Looking at all the above papers, SOTA has significantly improved and achieved engineering results. It's full, but the theory is completely blank.

When I finished all the experiments, the contribution of this work had exceeded the requirements of a top conference: I combined the DP-SGD and DP-SGD generated by the small clipping threshold empirically. The parameter impact of DP-Adam is greatly simplified; a new clipping function is proposed without sacrificing computational efficiency, privacy, and without parameter adjustment; the small γ repairs the damage to gradient size information caused by Abadi's clipping and normalization; sufficient NLP and CV experiments have achieved SOTA accuracy.

I'm not satisfied yet. An optimizer without theoretical support is still unable to make a substantial contribution to deep learning. Dozens of new optimizers are proposed every year, and all of them are discarded in the second year. There are still only a few officially supported by Pytorch and actually used by the industry.

For this reason, my collaborators and I spent an additional two months doing automatic DP-SGD convergence analysis. The process was difficult but the final proof was simplified to the extreme. The conclusion is also very simple: the impact of batch size, learning rate, model size, sample size and other variables on convergence is quantitatively expressed, and it is consistent with all known DP training behaviors.

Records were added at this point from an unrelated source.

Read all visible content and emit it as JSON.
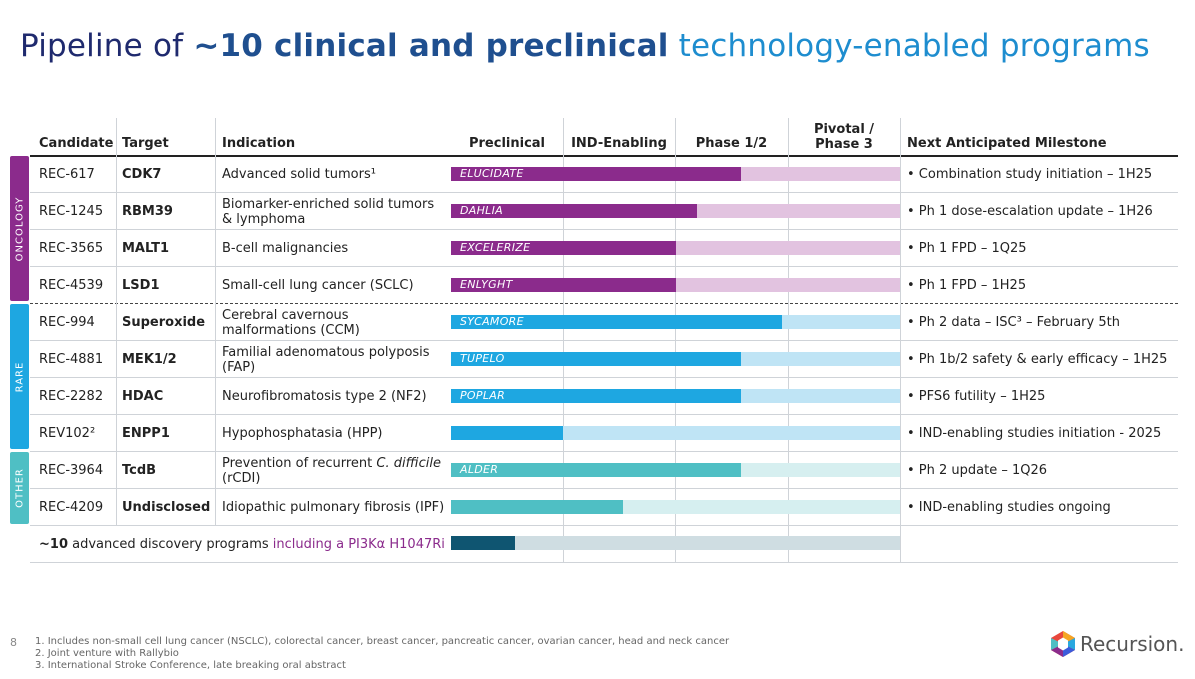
{
  "title": {
    "prefix": "Pipeline of ",
    "bold": "~10 clinical and preclinical",
    "tail": " technology-enabled programs"
  },
  "headers": {
    "candidate": "Candidate",
    "target": "Target",
    "indication": "Indication",
    "preclinical": "Preclinical",
    "ind": "IND-Enabling",
    "phase12": "Phase 1/2",
    "pivotal": "Pivotal /",
    "phase3": "Phase 3",
    "milestone": "Next Anticipated Milestone"
  },
  "groups": {
    "oncology": "ONCOLOGY",
    "rare": "RARE",
    "other": "OTHER"
  },
  "colors": {
    "oncology": "#8b2b8c",
    "oncology_light": "#e2c3e0",
    "rare": "#1ea7e1",
    "rare_light": "#bfe4f5",
    "other": "#4fbfc4",
    "other_light": "#d6eff0",
    "discovery": "#0f5571",
    "discovery_light": "#cfdde2"
  },
  "rows": [
    {
      "candidate": "REC-617",
      "target": "CDK7",
      "indication": "Advanced solid tumors¹",
      "program": "ELUCIDATE",
      "progress": 0.645,
      "milestone": "• Combination study initiation – 1H25"
    },
    {
      "candidate": "REC-1245",
      "target": "RBM39",
      "indication": "Biomarker-enriched solid tumors & lymphoma",
      "program": "DAHLIA",
      "progress": 0.548,
      "milestone": "• Ph 1 dose-escalation update – 1H26"
    },
    {
      "candidate": "REC-3565",
      "target": "MALT1",
      "indication": "B-cell malignancies",
      "program": "EXCELERIZE",
      "progress": 0.5,
      "milestone": "• Ph 1 FPD – 1Q25"
    },
    {
      "candidate": "REC-4539",
      "target": "LSD1",
      "indication": "Small-cell lung cancer (SCLC)",
      "program": "ENLYGHT",
      "progress": 0.5,
      "milestone": "• Ph 1 FPD – 1H25"
    },
    {
      "candidate": "REC-994",
      "target": "Superoxide",
      "indication": "Cerebral cavernous malformations (CCM)",
      "program": "SYCAMORE",
      "progress": 0.738,
      "milestone": "• Ph 2 data – ISC³ – February 5th"
    },
    {
      "candidate": "REC-4881",
      "target": "MEK1/2",
      "indication": "Familial adenomatous polyposis (FAP)",
      "program": "TUPELO",
      "progress": 0.645,
      "milestone": "• Ph 1b/2 safety & early efficacy – 1H25"
    },
    {
      "candidate": "REC-2282",
      "target": "HDAC",
      "indication": "Neurofibromatosis type 2 (NF2)",
      "program": "POPLAR",
      "progress": 0.645,
      "milestone": "• PFS6 futility – 1H25"
    },
    {
      "candidate": "REV102²",
      "target": "ENPP1",
      "indication": "Hypophosphatasia (HPP)",
      "program": "",
      "progress": 0.25,
      "milestone": "• IND-enabling studies initiation - 2025"
    },
    {
      "candidate": "REC-3964",
      "target": "TcdB",
      "indication_a": "Prevention of recurrent ",
      "indication_i": "C. difficile",
      "indication_b": "(rCDI)",
      "program": "ALDER",
      "progress": 0.645,
      "milestone": "• Ph 2 update – 1Q26"
    },
    {
      "candidate": "REC-4209",
      "target": "Undisclosed",
      "indication": "Idiopathic pulmonary fibrosis (IPF)",
      "program": "",
      "progress": 0.382,
      "milestone": "• IND-enabling studies ongoing"
    }
  ],
  "discovery": {
    "bold": "~10",
    "text": " advanced discovery programs ",
    "highlight": "including a PI3Kα H1047Ri",
    "progress": 0.143
  },
  "footer": {
    "page": "8",
    "note1": "1. Includes non-small cell lung cancer (NSCLC), colorectal cancer, breast cancer, pancreatic cancer, ovarian cancer, head and neck cancer",
    "note2": "2. Joint venture with Rallybio",
    "note3": "3. International Stroke Conference, late breaking oral abstract",
    "logo": "Recursion."
  }
}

Specially, we proved that although DP-SGD converges slower than standard SGD, when the iteration tends to infinite, the convergence speed is an order of magnitude. This provides confidence in privacy computation: the DP model converges, albeit late.

9. Car crash...

Finally, the article I wrote for 7 months has been completed. Unexpectedly, the coincidences have not stopped yet. NeurIPS submitted the paper in May, and the internal modifications were completed on June 14 and released to arXiv. As a result, on June 27, I saw that Microsoft Research Asia (MSRA) published an article that collided with ours. The clipping proposed was exactly the same as our automatic clipping:

Penn Machine Learning PhD: How did I write a top-notch paper from scratch?

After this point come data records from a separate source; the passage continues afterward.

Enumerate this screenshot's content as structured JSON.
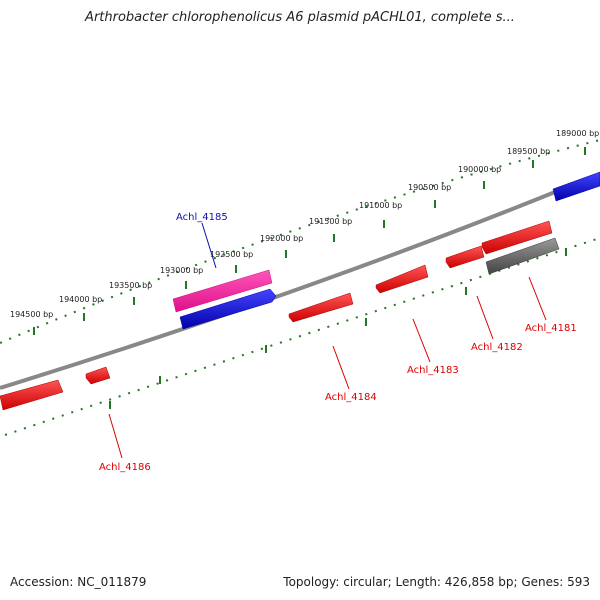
{
  "title": "Arthrobacter chlorophenolicus A6 plasmid pACHL01, complete s...",
  "footer": {
    "accession": "Accession: NC_011879",
    "summary": "Topology: circular; Length: 426,858 bp; Genes: 593"
  },
  "colors": {
    "forward_gene": "#ee1111",
    "reverse_gene": "#1111dd",
    "highlight_gene": "#ee2299",
    "pseudo_gene": "#666666",
    "backbone": "#888888",
    "tick": "#227722",
    "outer_label": "#1111aa",
    "inner_label": "#dd0000"
  },
  "ruler": {
    "tick_labels": [
      "189000 bp",
      "189500 bp",
      "190000 bp",
      "190500 bp",
      "191000 bp",
      "191500 bp",
      "192000 bp",
      "192500 bp",
      "193000 bp",
      "193500 bp",
      "194000 bp",
      "194500 bp"
    ]
  },
  "genes": {
    "labels_top": [
      "Achl_4185"
    ],
    "labels_bottom": [
      "Achl_4181",
      "Achl_4182",
      "Achl_4183",
      "Achl_4184",
      "Achl_4186"
    ]
  }
}
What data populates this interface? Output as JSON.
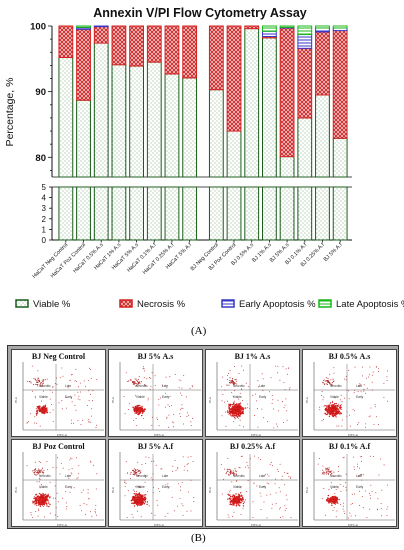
{
  "panel_a_label": "(A)",
  "panel_b_label": "(B)",
  "chart_data": {
    "type": "bar",
    "title": "Annexin V/PI Flow Cytometry Assay",
    "ylabel": "Percentage, %",
    "xlabel": "",
    "stacked": true,
    "broken_axis": true,
    "upper_ylim": [
      77,
      100
    ],
    "upper_yticks": [
      80,
      90,
      100
    ],
    "lower_ylim": [
      0,
      5
    ],
    "lower_yticks": [
      0,
      1,
      2,
      3,
      4,
      5
    ],
    "legend_position": "bottom",
    "colors": {
      "viable": "#1a5c1a",
      "necrosis": "#d42020",
      "early": "#3838c8",
      "late": "#18b818"
    },
    "categories": [
      "HaCaT Neg Control",
      "HaCaT Poz Control",
      "HaCaT 0.5% A.s",
      "HaCaT 1% A.s",
      "HaCaT 5% A.s",
      "HaCaT 0.1% A.f",
      "HaCaT 0.25% A.f",
      "HaCaT 5% A.f",
      "BJ Neg Control",
      "BJ Poz Control",
      "BJ 0.5% A.s",
      "BJ 1% A.s",
      "BJ 5% A.s",
      "BJ 0.1% A.f",
      "BJ 0.25% A.f",
      "BJ 5% A.f"
    ],
    "series": [
      {
        "name": "Viable %",
        "values": [
          95.2,
          88.7,
          97.4,
          94.1,
          93.9,
          94.5,
          92.7,
          92.1,
          90.3,
          84.0,
          99.6,
          98.2,
          80.1,
          86.0,
          89.5,
          82.9
        ]
      },
      {
        "name": "Necrosis %",
        "values": [
          4.8,
          10.8,
          2.5,
          5.9,
          6.1,
          5.5,
          7.3,
          7.9,
          9.7,
          16.0,
          0.4,
          0.2,
          19.6,
          10.6,
          9.6,
          16.4
        ]
      },
      {
        "name": "Early Apoptosis %",
        "values": [
          0,
          0.3,
          0.1,
          0,
          0,
          0,
          0,
          0,
          0,
          0,
          0,
          0.8,
          0.1,
          2.1,
          0.6,
          0.4
        ]
      },
      {
        "name": "Late Apoptosis %",
        "values": [
          0,
          0.2,
          0,
          0,
          0,
          0,
          0,
          0,
          0,
          0,
          0,
          0.8,
          0.2,
          1.3,
          0.3,
          0.3
        ]
      }
    ]
  },
  "flow_panels": [
    {
      "title": "BJ Neg Control",
      "q_ul": "Necrotic",
      "q_ur": "Late",
      "q_ll": "Viable",
      "q_lr": "Early",
      "x_axis": "FITC-A",
      "y_axis": "PI-A",
      "density": 0.25
    },
    {
      "title": "BJ 5% A.s",
      "q_ul": "Necrotic",
      "q_ur": "Late",
      "q_ll": "Viable",
      "q_lr": "Early",
      "x_axis": "FITC-A",
      "y_axis": "PI-A",
      "density": 0.35
    },
    {
      "title": "BJ 1% A.s",
      "q_ul": "Necrotic",
      "q_ur": "Late",
      "q_ll": "Viable",
      "q_lr": "Early",
      "x_axis": "FITC-A",
      "y_axis": "PI-A",
      "density": 0.95
    },
    {
      "title": "BJ 0.5% A.s",
      "q_ul": "Necrotic",
      "q_ur": "Late",
      "q_ll": "Viable",
      "q_lr": "Early",
      "x_axis": "FITC-A",
      "y_axis": "PI-A",
      "density": 0.85
    },
    {
      "title": "BJ Poz Control",
      "q_ul": "Necrotic",
      "q_ur": "Late",
      "q_ll": "Viable",
      "q_lr": "Early",
      "x_axis": "FITC-A",
      "y_axis": "PI-A",
      "density": 0.8
    },
    {
      "title": "BJ 5% A.f",
      "q_ul": "Necrotic",
      "q_ur": "Late",
      "q_ll": "Viable",
      "q_lr": "Early",
      "x_axis": "FITC-A",
      "y_axis": "PI-A",
      "density": 0.8
    },
    {
      "title": "BJ 0.25% A.f",
      "q_ul": "Necrotic",
      "q_ur": "Late",
      "q_ll": "Viable",
      "q_lr": "Early",
      "x_axis": "FITC-A",
      "y_axis": "PI-A",
      "density": 0.65
    },
    {
      "title": "BJ 0.1% A.f",
      "q_ul": "Necrotic",
      "q_ur": "Late",
      "q_ll": "Viable",
      "q_lr": "Early",
      "x_axis": "FITC-A",
      "y_axis": "PI-A",
      "density": 0.35
    }
  ]
}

is exactly the same as our AUTO-S.

Looking carefully, even the proof of convergence is almost the same. And the two groups of us have no intersection. It can be said that a coincidence was born across the Pacific Ocean.

Let’s talk a little bit about the difference between the two articles: the other article is more theoretical, for example, it additionally analyzes the convergence of Abadi DP-SGD (I only proved automatic clipping, which is what their article says) DP-NSGD, maybe I don’t know how to adjust DP-SGD); the assumptions used are also somewhat different; and our experiments are more and larger (more than a dozen data sets), and we more explicitly establish Abadi's clipping and The equivalence relationship of normalization, such as Theorem 1 and 2, explains why R can be used without parameter adjustment.

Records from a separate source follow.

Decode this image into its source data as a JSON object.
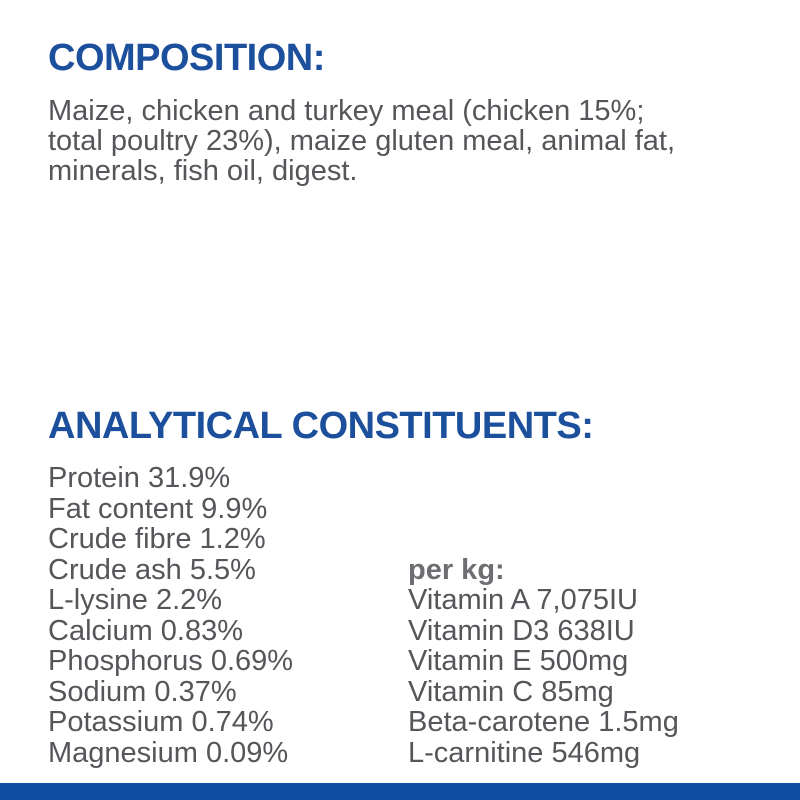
{
  "page": {
    "background_color": "#ffffff",
    "heading_color": "#1c4f9c",
    "text_color": "#55565a",
    "bottom_bar_color": "#0e4d9f"
  },
  "composition": {
    "heading": "COMPOSITION:",
    "lines": [
      "Maize, chicken and turkey meal (chicken 15%;",
      "total poultry 23%), maize gluten meal, animal fat,",
      "minerals, fish oil, digest."
    ]
  },
  "analytical": {
    "heading": "ANALYTICAL CONSTITUENTS:",
    "constituents": [
      "Protein 31.9%",
      "Fat content 9.9%",
      "Crude fibre 1.2%",
      "Crude ash 5.5%",
      "L-lysine 2.2%",
      "Calcium 0.83%",
      "Phosphorus 0.69%",
      "Sodium 0.37%",
      "Potassium 0.74%",
      "Magnesium 0.09%"
    ],
    "per_kg": {
      "label": "per kg:",
      "items": [
        "Vitamin A 7,075IU",
        "Vitamin D3 638IU",
        "Vitamin E 500mg",
        "Vitamin C 85mg",
        "Beta-carotene 1.5mg",
        "L-carnitine 546mg"
      ]
    }
  }
}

Since it is work at the same time, I am very happy that there are people who agree with each other and can complement each other and jointly promote this algorithm, so that the entire community can believe in this result and benefit from it as soon as possible. Of course, selfishly, I also remind myself that the next article will be accelerated!

10. Summary

Looking back on the creative process of this article, from the starting point, basic skills must be the prerequisite, and another important prerequisite is that I have always kept it in mind. The pain point of adjusting parameters. It's been a long drought, so reading the right article can help you find nectar. As for the process, the core lies in the habit of mathematically theorizing observation. In this work, the ability to implement code is not the most important. I will write another column focusing on another hard-core coding work; the final convergence analysis also relies on my collaborators and my own indomitability. Fortunately, you are not afraid of being late for a good meal, so keep going!